Show your true colors. “Many professionals suggest a plain or neutral background,” Yannette Lebrun of YL Designz points out, “but that can be uninspiring.” Many of us are exhausted from the emotional weight of global affairs, not to mention the extended hours that working from home seems to have made the norm. A vibrant space can lift the mood and energy. Lebrun suggests centering abstract art above a console to anchor other accents. That's what The Boston Globe’s Kimberly Atkins Stohr does here. Then you can play with varying heights (a tall table lamp, a low stack of books, a vase of medium height), shapes (linear and curved pieces) and textures (wood, metal, stone, etc.). Gabrielle Union does this to perfection. Don’t forget organic elements such as flowers, plants, driftwood, feathers, etc.
Repurpose pieces to suit your situation, advises Hughes. Virtual happy hour with coworkers? Roll that bar cart from the den into view. Bring in that bookcase from your bedroom and curate it with photos and mementos. When grouping pieces, look for one cohesive element such as color family, shape or material. Look how reporter Deneen L. Brown highlights the color blue.
Mix real with faux (no one will know). Some of us became serious plant mammas while spending so much time at home. Others love the look of foliage and flowers, but not the maintenance. “Greenery boosts your mood, increases productivity and adds liveliness and color,” says Hughes, adding that you get the biggest style boost by bringing in several specimens of varying sizes, heights and fullness. Nicol Turner Lee of the Brookings Institution has the idea.
Style your storage. Opt for artful containment rather than clutter-free. If you’re a book lover, a bookcase can become a showcase for floral arrangements, coffee table books and other decor. Check out how CNBC’s Sharon Epperson features titles by displaying the cover rather than the spine. Other attractive storage options are cachepots, trays, baskets, bins, bulletin or peg boards. Don’t forget the space under your console table.

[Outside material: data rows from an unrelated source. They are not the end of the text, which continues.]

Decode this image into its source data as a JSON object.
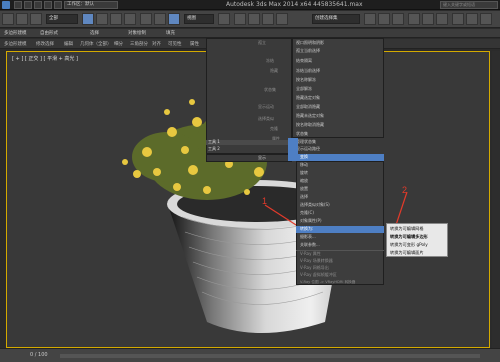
{
  "titlebar": {
    "workspace": "工作区：默认",
    "title": "Autodesk 3ds Max  2014 x64    445835641.max",
    "search": "键入关键字或短语"
  },
  "toolbar": {
    "selection_filter": "全部",
    "view_combo": "视图",
    "named_selection": "创建选择集"
  },
  "menubar": {
    "items": [
      "多边形建模",
      "自由形式",
      "选择",
      "对象绘制",
      "填充"
    ]
  },
  "ribbon": {
    "items": [
      "多边形建模",
      "修改选择",
      "编辑",
      "几何体（全部）",
      "细分",
      "三角剖分",
      "对齐",
      "可见性",
      "属性"
    ]
  },
  "viewport": {
    "label": "[ + ] [ 正交 ] [ 平滑 + 高光 ]"
  },
  "quad_left": {
    "items": [
      "视口照明和阴影",
      "孤立当前选择",
      "结束隔离",
      "冻结当前选择",
      "按名称解冻",
      "全部解冻",
      "隐藏选定对象",
      "全部取消隐藏",
      "隐藏未选定对象",
      "按名称取消隐藏",
      "状态集",
      "管理状态集",
      "显示运动路径"
    ]
  },
  "quad_right_labels": [
    "工具 1",
    "工具 2",
    "显示",
    "变换"
  ],
  "quad_labels": [
    "移动",
    "旋转",
    "缩放",
    "放置",
    "选择",
    "选择类似对象(S)",
    "克隆(C)",
    "对象属性(P)",
    "曲线编辑器...",
    "摄影表...",
    "关联参数...",
    "转换为:"
  ],
  "quad_bottom": {
    "items": [
      "V-Ray 属性",
      "V-Ray 场景转换器",
      "V-Ray 网格导出",
      "V-Ray 虚拟帧缓冲区",
      "V-Ray 位图 -> VRayHDRI 转换器",
      "V-Ray 场景文件导出器",
      "V-Ray 动画场景导出器"
    ]
  },
  "left_labels": [
    "孤立",
    "冻结",
    "隐藏",
    "状态集",
    "显示运动",
    "选择类似",
    "克隆",
    "属性",
    "曲线",
    "关联"
  ],
  "submenu": {
    "items": [
      "转换为可编辑网格",
      "转换为可编辑多边形",
      "转换为可变形 gPoly",
      "转换为可编辑面片"
    ]
  },
  "callouts": {
    "one": "1",
    "two": "2"
  },
  "statusbar": {
    "frame": "0 / 100"
  },
  "colors": {
    "highlight": "#4e7fc4",
    "viewport_border": "#d4aa00",
    "callout": "#e23a2a"
  }
}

Show off your personality. “Your background should show off your personality while still maintaining a clean and professional look,” says Carter. Don’t limit yourself to functional pieces like task lighting and a desk. Look how former U.S. soccer team goalie Brianna Scurry shows off her Olympic memorabilia, Sports Illustrated cover and Wheaties box! Florida educator Dr. Rosalind Osgood, an AKA, proudly displays her sorority colors.